MNPS School Board Meeting Gets Heated Over Director Shawn Joseph’s Leadership

Jan 8, 2019

A Metro Nashville school board meeting heated up Tuesday night, as members of the board and audience members and community debated the leadership of schools director Shawn Joseph. The brouhaha follows over a year of criticism, including complaints over his hiring practices and handling of sexual harassment lawsuits against MNPS.

School board member Christiane Buggs began Tuesday night’s meeting with a passion, saying she had to address the elephant in the room: the fact that fellow board member Jill Speering had called for a protest against director Shawn Joseph.

She criticized Speering's decision to tell teachers they could wear masks if they wanted to remain anonymous.

"I’m not sure if Ms. Speering made the connection between the masked protest she encouraged today and those of yesteryears hailed by the Ku Klux Klan, but I did," Buggs said.

Buggs suggested the criticism over Joseph’s leadership is influenced by racial bias. She asked board members to put aside their differences, so they could pay attention to helping MNPS students.

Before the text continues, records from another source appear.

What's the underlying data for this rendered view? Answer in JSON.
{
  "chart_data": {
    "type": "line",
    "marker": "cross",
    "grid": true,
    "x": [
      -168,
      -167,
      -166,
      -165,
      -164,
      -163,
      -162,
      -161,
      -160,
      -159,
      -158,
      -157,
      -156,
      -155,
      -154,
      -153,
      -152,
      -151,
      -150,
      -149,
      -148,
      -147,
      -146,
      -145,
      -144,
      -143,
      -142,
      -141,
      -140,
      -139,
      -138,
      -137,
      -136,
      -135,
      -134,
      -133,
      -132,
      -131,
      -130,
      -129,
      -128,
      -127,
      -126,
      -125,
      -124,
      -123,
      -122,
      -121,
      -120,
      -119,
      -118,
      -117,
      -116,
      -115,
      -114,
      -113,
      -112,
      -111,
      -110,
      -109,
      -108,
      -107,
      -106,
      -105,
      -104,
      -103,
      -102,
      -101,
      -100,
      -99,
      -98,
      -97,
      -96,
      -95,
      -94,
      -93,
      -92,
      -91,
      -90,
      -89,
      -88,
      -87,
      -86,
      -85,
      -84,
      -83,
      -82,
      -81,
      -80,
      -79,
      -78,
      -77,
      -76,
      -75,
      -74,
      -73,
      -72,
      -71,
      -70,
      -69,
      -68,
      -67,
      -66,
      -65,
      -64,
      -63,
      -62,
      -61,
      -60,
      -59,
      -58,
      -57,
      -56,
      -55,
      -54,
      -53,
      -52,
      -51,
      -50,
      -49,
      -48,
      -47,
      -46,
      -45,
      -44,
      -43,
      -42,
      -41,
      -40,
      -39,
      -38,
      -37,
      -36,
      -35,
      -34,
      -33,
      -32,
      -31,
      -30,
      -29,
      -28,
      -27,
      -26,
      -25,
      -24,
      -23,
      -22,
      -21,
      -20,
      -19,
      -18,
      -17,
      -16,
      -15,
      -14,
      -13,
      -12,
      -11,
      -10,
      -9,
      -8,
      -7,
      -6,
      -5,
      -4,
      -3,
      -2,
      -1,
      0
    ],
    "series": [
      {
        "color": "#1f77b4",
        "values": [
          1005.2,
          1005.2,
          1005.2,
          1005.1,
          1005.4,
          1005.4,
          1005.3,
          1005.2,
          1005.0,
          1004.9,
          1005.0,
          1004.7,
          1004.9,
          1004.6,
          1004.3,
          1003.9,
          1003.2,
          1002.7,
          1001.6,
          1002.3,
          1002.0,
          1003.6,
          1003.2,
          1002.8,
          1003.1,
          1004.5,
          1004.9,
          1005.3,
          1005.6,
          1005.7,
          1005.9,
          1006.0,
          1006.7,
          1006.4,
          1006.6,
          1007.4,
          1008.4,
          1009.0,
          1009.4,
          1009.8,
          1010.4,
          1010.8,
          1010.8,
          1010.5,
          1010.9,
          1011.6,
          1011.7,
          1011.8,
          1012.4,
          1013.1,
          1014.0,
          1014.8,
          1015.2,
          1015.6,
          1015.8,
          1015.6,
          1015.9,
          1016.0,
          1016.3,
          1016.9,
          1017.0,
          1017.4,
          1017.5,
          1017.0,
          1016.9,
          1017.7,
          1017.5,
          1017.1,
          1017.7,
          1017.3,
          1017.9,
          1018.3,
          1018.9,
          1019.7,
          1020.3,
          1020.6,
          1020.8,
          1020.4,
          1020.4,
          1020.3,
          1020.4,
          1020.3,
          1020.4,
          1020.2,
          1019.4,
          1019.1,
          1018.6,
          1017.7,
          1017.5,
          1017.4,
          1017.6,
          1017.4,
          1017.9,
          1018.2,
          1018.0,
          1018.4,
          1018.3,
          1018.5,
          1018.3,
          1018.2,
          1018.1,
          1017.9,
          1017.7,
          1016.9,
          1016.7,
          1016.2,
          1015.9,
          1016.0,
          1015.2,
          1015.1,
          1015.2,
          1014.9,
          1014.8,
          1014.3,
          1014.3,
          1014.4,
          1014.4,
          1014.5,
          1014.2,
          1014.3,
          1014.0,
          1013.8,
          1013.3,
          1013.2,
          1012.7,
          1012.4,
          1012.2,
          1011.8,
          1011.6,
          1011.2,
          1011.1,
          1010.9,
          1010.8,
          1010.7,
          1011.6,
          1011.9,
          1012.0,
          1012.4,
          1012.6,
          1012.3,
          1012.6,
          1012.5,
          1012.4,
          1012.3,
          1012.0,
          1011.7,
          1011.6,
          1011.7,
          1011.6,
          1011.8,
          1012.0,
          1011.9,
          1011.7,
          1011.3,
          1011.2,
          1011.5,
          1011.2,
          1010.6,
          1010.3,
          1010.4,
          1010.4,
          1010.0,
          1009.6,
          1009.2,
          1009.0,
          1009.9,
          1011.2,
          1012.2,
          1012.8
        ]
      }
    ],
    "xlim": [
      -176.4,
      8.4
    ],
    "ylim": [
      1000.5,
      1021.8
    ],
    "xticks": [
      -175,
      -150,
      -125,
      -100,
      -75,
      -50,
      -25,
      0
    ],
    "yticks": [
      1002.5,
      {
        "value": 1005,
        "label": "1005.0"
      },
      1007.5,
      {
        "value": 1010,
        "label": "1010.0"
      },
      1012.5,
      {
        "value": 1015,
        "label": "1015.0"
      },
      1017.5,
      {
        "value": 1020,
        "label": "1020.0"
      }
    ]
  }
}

Several audience members also spoke up during the public comment period, like parent Kelly Watlington, whose sentiments were met with booing from others in the audience.

"Dr. Joseph’s leadership style has been to divide and conquer. This room is proof of that alone. His lack of decent leadership qualities has brought all of us where we are now," said Watlington.

At the same time, a number of community members defended Joseph, including juvenile court Judge Sheila Calloway, who praised him for his focus on fair disciplinary practices in schools.

"Thank you Dr. Joseph, thank you for the programs and your support for all of students, not just a few," said Calloway. "Changing the climate from punitative to restorative and rehabilatative has been a task. ... Thank you for your leadership in stopping the suspensions and the arrests in elementary schools."